Когда мы зашли, Чиферов, стоя у высокой, старинного вида конторки потускневшего красного дерева, раскладывал карточки с заметками.
— Чем могу служить? — официально спросил он, с сожалением отрываясь от своих карточек, и сразу, как бы извиняясь за холодный прием, добавил: — Садитесь, пожалуйста, милости просим!
Пока Алексей рассказывал о Коле, у меня было достаточно времени, чтобы рассмотреть комнату.
Кроме конторки, тут стояли еще кровать, несколько стульев, а вдоль стен тянулись полки, тесно уставленные книгами в переплетах с цветными корешками того особого, чуть приглушенного оттенка, который сообщают хорошим краскам только годы, и годы долгие.
— Это, между прочим, копия пушкинской библиотеки, — проследив мой взгляд, пояснил Чиферов. — Не полная, конечно: примерно треть книг, которые были у Александра Сергеевича в год смерти; в тех же изданиях, по возможности в тех же переплетах.
— Трудно было собирать?
— Как вам сказать… Большую часть приобрел прадед мой. Вообще-то он был актером, маленьким, неудачником почти, но имел одну благородную страсть — к Пушкину. Потом дед, конечно, отец… Самое замечательное, что пережила эта библиотека революцию, войну, блокаду. А теперь помогает вводить ребят в пушкинский мир, то есть, значит, вообще в мир. — Он подошел к полкам и осторожно провел кончиками пальцев по корешкам книг. — Удивительная это вещь — пушкинский мир. Правда? — Он сел на свое место у конторки, извинился перед Алексеем и продолжал слушать.
Слушал он внимательно, заинтересованно, и лицо его потеряло выражение замкнутости.
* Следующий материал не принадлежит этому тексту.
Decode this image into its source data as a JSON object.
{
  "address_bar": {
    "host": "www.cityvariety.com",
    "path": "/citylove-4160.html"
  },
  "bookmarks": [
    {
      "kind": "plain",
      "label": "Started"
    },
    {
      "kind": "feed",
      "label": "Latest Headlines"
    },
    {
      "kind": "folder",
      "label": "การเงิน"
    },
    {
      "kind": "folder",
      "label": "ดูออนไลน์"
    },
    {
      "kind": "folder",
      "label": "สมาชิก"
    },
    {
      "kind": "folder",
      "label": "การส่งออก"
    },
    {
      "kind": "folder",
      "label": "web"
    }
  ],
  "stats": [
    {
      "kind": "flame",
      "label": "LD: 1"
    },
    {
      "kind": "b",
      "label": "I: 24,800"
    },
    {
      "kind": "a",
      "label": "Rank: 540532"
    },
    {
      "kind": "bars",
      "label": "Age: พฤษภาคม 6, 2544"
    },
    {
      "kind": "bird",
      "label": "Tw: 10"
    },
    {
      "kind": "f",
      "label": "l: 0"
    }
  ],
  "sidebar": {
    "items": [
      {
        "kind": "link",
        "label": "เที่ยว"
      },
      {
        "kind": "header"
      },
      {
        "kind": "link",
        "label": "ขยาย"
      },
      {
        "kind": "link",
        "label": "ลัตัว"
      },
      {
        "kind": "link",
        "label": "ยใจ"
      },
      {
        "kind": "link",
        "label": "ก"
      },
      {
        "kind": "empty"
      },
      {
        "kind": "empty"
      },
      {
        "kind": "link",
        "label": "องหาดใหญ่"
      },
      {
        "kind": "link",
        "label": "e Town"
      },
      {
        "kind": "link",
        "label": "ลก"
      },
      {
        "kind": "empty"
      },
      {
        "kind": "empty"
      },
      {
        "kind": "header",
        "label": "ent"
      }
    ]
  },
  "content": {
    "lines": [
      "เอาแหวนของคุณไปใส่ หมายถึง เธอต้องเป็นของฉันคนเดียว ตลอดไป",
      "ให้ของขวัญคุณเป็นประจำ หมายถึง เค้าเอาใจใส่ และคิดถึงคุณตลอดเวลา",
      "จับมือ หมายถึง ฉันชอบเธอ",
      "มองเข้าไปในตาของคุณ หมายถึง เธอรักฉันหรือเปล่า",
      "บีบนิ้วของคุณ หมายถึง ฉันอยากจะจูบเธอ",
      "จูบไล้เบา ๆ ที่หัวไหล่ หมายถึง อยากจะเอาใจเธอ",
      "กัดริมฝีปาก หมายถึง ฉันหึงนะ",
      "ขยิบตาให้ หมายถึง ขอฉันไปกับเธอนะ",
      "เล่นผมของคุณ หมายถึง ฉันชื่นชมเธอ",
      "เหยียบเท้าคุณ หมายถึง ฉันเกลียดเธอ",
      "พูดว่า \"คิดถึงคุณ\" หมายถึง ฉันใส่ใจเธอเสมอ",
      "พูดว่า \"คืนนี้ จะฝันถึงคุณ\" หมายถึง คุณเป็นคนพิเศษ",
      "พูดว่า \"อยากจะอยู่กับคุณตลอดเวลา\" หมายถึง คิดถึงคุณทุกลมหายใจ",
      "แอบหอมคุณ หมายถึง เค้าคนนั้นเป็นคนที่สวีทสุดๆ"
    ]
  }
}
Время от времени он страдальчески морщился, проводил ладонью по лысеющей голове и бормотал:
— А все-таки вы немного преувеличиваете.
Но тут же с удивленным и раздосадованным выражением, будто не он это сказал насчет преувеличения, а кто-то посторонний, не совсем приятный ему, чуть покраснев, поправлялся:
— Разве я не понимаю, это черт знает что делается!
Когда Алексей кончил, Яков Андреевич поднялся, довольно долго стоял спиной к нам, наклонив голову и с чрезвычайной внимательностью разглядывая угол конторки, потом с раздраженным упрямством в голосе сказал:
— А все-таки трагедии я не усматриваю.
— Не видите? — с болью и недоверием переспросил Алексей.
Чиферов повернулся на каблуках, неловко взмахнул руками, как птица с подрезанными крыльями, и зашагал из угла в угол.
— А если вижу?.. Надо ведь, чтобы и другие увидели. Шиленкин что говорит: мальчик занялся вредными опытами осужденного в наших газетах Менделя. Его поправили, а он стоит на своем. Тогда назначили легкое наказание для поддержания дисциплины в несколько разболтанном коллективе и для его же, мальчика, пользы. Тут все ясно. А мы что ответим? Я, вы? Мальчик, видите ли, сложный и хрупкий. «Сделайте его, пока не поздно, менее сложным и попрочнее, ему же будет легче жить». Мальчик выловил бобра, скажем мы, и как бы дал бобру клятву, что станет ему лучше, что жизнь этого бобра не пропадет даром; и теперь нарушить клятву для него невозможно.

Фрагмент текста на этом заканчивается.